In 2003 her lecture INVISIBLE ENERGY: ASIAN ART FORM INFLUENCES IN MY WORK was presented at the College Art Association’ conference.In 2007 a fundraiser DVD for the NY Film-Makers Cooperative was successfully produced.In 2012, she was an elected BOARD Member for MILLENNIUM FILM WORKSHOP in NYC and served on the ARCHIVE Committee, which was sold to NYC’s Museum of Modern Art.
After seeing screenings by Victoria Kereszi’s EYE:AM, that featured works by women filmmakers, she realized that shows such as these left the viewer with a different sense of a largely unseen film work. It was one that opened possibilities, not just in the film form, but one that expanded an outlook on the greater world at large, engendering dialogue.
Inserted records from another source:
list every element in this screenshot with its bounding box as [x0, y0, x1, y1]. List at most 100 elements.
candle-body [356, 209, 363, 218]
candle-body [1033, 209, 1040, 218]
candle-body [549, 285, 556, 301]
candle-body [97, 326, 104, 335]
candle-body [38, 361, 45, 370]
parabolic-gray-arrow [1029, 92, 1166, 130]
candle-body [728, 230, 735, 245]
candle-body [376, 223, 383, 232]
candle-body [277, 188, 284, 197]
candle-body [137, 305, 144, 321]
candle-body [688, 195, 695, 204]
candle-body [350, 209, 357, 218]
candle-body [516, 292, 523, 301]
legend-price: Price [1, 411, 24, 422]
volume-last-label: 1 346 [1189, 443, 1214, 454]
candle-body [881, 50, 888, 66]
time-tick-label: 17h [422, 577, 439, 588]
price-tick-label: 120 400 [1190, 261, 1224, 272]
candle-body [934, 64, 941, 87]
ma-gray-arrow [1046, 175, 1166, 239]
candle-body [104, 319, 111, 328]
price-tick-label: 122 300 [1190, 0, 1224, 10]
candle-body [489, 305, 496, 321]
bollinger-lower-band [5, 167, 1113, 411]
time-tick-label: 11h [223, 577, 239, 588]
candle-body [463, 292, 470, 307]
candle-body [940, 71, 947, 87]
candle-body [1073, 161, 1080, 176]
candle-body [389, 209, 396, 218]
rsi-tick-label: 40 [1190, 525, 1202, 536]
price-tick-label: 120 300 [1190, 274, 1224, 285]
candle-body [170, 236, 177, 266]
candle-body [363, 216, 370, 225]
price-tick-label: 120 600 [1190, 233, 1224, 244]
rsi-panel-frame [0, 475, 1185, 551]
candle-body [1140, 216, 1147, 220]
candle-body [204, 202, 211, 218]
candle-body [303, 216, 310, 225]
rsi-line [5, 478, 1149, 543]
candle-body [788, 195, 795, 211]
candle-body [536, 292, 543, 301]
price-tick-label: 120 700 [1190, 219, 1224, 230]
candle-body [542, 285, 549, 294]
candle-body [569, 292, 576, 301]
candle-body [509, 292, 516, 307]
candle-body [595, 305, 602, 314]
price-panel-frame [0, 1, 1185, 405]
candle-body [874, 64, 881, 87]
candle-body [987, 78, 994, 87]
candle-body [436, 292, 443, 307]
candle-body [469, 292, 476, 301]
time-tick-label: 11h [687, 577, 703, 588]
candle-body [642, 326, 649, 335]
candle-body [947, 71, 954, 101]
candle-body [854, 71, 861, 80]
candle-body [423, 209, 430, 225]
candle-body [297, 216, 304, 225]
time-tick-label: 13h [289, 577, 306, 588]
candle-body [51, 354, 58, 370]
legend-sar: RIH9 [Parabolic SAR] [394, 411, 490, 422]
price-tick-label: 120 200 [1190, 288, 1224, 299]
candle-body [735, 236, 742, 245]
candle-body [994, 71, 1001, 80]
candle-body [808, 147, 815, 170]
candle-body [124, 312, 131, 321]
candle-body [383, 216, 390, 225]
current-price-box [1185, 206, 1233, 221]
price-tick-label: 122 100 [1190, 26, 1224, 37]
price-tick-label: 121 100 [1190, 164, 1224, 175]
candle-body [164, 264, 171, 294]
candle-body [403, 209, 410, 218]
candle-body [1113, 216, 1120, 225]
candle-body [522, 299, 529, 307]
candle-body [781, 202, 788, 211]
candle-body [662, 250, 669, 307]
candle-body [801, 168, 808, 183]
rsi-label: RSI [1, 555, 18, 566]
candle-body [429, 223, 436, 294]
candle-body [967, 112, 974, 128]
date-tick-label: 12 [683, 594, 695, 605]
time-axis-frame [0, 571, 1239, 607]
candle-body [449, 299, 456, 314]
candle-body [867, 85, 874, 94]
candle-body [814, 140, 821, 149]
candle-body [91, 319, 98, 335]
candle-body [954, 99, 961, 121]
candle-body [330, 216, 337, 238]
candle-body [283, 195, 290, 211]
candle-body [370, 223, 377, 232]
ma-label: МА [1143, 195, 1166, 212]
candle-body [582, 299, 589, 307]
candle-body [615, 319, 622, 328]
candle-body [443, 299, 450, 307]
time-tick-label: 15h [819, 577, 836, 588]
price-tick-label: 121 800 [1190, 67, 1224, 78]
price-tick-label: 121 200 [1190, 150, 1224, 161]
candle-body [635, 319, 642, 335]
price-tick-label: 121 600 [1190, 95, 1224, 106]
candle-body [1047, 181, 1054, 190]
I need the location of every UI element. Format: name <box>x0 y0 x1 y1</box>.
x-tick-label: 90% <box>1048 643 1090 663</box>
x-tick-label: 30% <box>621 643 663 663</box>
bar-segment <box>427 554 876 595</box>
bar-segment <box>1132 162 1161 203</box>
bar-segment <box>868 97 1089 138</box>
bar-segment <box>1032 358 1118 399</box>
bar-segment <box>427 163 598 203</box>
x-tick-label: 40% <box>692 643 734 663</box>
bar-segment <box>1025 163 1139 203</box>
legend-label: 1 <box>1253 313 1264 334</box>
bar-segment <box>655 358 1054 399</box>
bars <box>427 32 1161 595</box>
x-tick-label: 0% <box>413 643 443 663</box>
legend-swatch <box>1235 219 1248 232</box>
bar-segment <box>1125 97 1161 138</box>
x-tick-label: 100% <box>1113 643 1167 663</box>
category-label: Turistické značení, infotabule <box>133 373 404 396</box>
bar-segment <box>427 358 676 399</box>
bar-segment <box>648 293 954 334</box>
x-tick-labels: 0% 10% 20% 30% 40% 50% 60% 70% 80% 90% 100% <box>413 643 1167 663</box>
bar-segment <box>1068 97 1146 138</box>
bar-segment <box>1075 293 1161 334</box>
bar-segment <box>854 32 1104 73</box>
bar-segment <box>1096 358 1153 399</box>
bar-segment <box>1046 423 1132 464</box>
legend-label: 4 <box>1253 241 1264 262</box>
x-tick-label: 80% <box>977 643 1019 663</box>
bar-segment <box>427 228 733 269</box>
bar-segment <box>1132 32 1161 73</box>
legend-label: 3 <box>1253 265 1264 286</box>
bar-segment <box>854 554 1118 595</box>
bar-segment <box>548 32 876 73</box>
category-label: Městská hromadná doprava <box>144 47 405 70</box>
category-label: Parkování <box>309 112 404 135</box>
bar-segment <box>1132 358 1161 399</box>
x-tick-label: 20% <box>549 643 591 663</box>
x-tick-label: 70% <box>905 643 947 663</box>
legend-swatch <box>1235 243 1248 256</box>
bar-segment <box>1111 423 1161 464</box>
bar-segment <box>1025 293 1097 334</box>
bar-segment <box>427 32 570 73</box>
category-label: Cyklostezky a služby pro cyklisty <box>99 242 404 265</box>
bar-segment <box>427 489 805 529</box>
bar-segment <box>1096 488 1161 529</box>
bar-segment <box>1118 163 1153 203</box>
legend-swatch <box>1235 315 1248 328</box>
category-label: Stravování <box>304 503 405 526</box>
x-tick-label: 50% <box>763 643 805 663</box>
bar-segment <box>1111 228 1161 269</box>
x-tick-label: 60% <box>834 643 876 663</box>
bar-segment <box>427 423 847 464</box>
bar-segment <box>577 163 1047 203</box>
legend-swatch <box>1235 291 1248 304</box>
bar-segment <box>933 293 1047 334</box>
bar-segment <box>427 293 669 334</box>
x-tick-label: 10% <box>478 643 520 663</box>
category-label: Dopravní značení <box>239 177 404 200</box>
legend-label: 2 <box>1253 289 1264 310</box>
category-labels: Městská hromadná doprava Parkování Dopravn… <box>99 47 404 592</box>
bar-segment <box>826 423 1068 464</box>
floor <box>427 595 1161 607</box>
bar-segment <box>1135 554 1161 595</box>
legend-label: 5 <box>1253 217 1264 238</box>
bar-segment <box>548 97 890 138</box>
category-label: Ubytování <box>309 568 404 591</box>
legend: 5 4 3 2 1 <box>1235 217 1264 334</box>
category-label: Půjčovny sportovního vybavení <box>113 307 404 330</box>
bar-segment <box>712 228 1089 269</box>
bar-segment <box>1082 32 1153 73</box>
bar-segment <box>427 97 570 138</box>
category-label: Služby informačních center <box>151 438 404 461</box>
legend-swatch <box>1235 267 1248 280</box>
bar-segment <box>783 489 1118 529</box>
In 2010, she curated and produced the first ANOTHER EXPERIMENT BY WOMEN FILM FESTIVAL, presented at Anthology Film Archives’ in the NEW FILMMAKERS’ WOMEN’S NIGHT. In 2011 the second season premiered at MILLENNIUM FILM WORKSHOP, sponsored by a Lower Manhattan Cultural Council Grant.
Currently, curated screenings of shorts continue to be featured by NEW FILMMAKERS NY 4 or 5 times a year (see the Archive page for past show listings.) Some shows feature Q& A with visiting filmmakers, or a guest curator, like Sasha Water Freyer.
As artists should be paid for their work, now AXW has an online screening site, http://axwonline.com, where shows purchased by the general public can be seen 24/7 for 3 concurrent days. This site also serves as an ARCHIVE of women’s work and screenings can be extended into the greater community, such as libraries.